Three consecutive push failures in 10 min → write

state/log/alerts/sync-degraded-<ts>.md with the error chain.

Every Joe machine also POSTs failures to Worker /_alert with

tenant_id. Worker tallies in KV ALERTS. If >5% of tenants are failing, /_status flips to degraded.

v1 has no email or Slack integration — Robert reads /_status

when he opens the front door.

Cost telemetry

DO Spaces is $5/mo flat for 250 GB plus $0.01/GB egress beyond 1 TB. Per-aggregate cost_usd_cents rolls up in state/log/evals.aggregate.ndjson (rounded to nearest cent; sub-cent rounds up to 1). The summary dashboard surfaces a weekly total.

Operational gotchas

sync-events.ndjson is per-machine. Do not sync it — that would

leak machine IDs and trigger counts across tenants.

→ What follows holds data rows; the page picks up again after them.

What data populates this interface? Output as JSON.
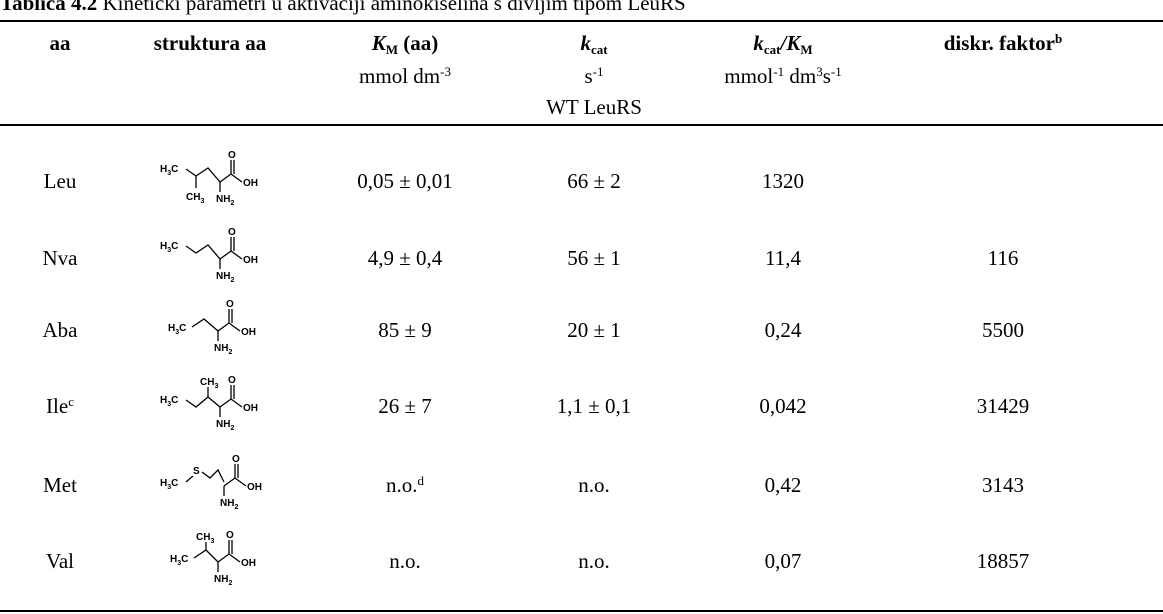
{
  "caption": {
    "label": "Tablica 4.2",
    "text": " Kinetički parametri u aktivaciji aminokiselina s divljim tipom LeuRS"
  },
  "headers": [
    {
      "main": "aa",
      "sub": "",
      "tail": "",
      "sup": ""
    },
    {
      "main": "struktura aa",
      "sub": "",
      "tail": "",
      "sup": ""
    },
    {
      "main": "K",
      "sub": "M",
      "tail": " (aa)",
      "sup": ""
    },
    {
      "main": "k",
      "sub": "cat",
      "tail": "",
      "sup": ""
    },
    {
      "main": "k",
      "sub": "cat",
      "tail": "/K",
      "sub2": "M",
      "sup": ""
    },
    {
      "main": "diskr. faktor",
      "sub": "",
      "tail": "",
      "sup": "b"
    }
  ],
  "units": {
    "km": {
      "a": "mmol dm",
      "a_sup": "-3"
    },
    "kcat": {
      "a": "s",
      "a_sup": "-1"
    },
    "ratio": {
      "a": "mmol",
      "a_sup": "-1",
      "b": " dm",
      "b_sup": "3",
      "c": "s",
      "c_sup": "-1"
    },
    "enzyme": "WT LeuRS"
  },
  "rows": [
    {
      "aa": "Leu",
      "aa_sup": "",
      "km": "0,05 ± 0,01",
      "km_sup": "",
      "kcat": "66 ± 2",
      "ratio": "1320",
      "factor": "",
      "structure": "leucine"
    },
    {
      "aa": "Nva",
      "aa_sup": "",
      "km": "4,9 ± 0,4",
      "km_sup": "",
      "kcat": "56 ± 1",
      "ratio": "11,4",
      "factor": "116",
      "structure": "norvaline"
    },
    {
      "aa": "Aba",
      "aa_sup": "",
      "km": "85 ± 9",
      "km_sup": "",
      "kcat": "20 ± 1",
      "ratio": "0,24",
      "factor": "5500",
      "structure": "aminobutyrate"
    },
    {
      "aa": "Ile",
      "aa_sup": "c",
      "km": "26 ± 7",
      "km_sup": "",
      "kcat": "1,1 ± 0,1",
      "ratio": "0,042",
      "factor": "31429",
      "structure": "isoleucine"
    },
    {
      "aa": "Met",
      "aa_sup": "",
      "km": "n.o.",
      "km_sup": "d",
      "kcat": "n.o.",
      "ratio": "0,42",
      "factor": "3143",
      "structure": "methionine"
    },
    {
      "aa": "Val",
      "aa_sup": "",
      "km": "n.o.",
      "km_sup": "",
      "kcat": "n.o.",
      "ratio": "0,07",
      "factor": "18857",
      "structure": "valine"
    }
  ],
  "chem": {
    "h3c": "H",
    "h3c_sub": "3",
    "h3c_tail": "C",
    "ch3": "CH",
    "ch3_sub": "3",
    "nh2": "NH",
    "nh2_sub": "2",
    "oh": "OH",
    "o": "O",
    "s": "S"
  }
}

The summary rebuild MUST be cheap — it runs every tick. Keep it

to a single ndjson scan with awk / jq, no nested processing.

Alert thresholds are intentionally loose for v1 (3 failures /

10 min). Tune up only after a week of baseline data; over-tight thresholds in week 1 produce alert fatigue from cold-start failures.

Cost rounding is a one-way ratchet up. Sub-cent rounds to 1, not 0,

so per-run cost is never under-reported. Aggregate sums slightly over-state.

How to verify it's working

tail -1 state/log/sync-events.ndjson shows the most recent push

with dur_ms populated.

cat state/log/sync-summary.md shows a fresh dashboard with

generated_at within the last tick window.

curl https://skills.snappy.ai/_status | jq '.alerts_active'

returns 0 in steady state.

state/lint/sync-freshness.ts and state/lint/manifest-drift.ts

exit 0.

A simulated 3-failure burst from one tenant produces both a local

state/log/alerts/sync-degraded-<ts>.md and a Worker ALERTS KV entry visible in /_status.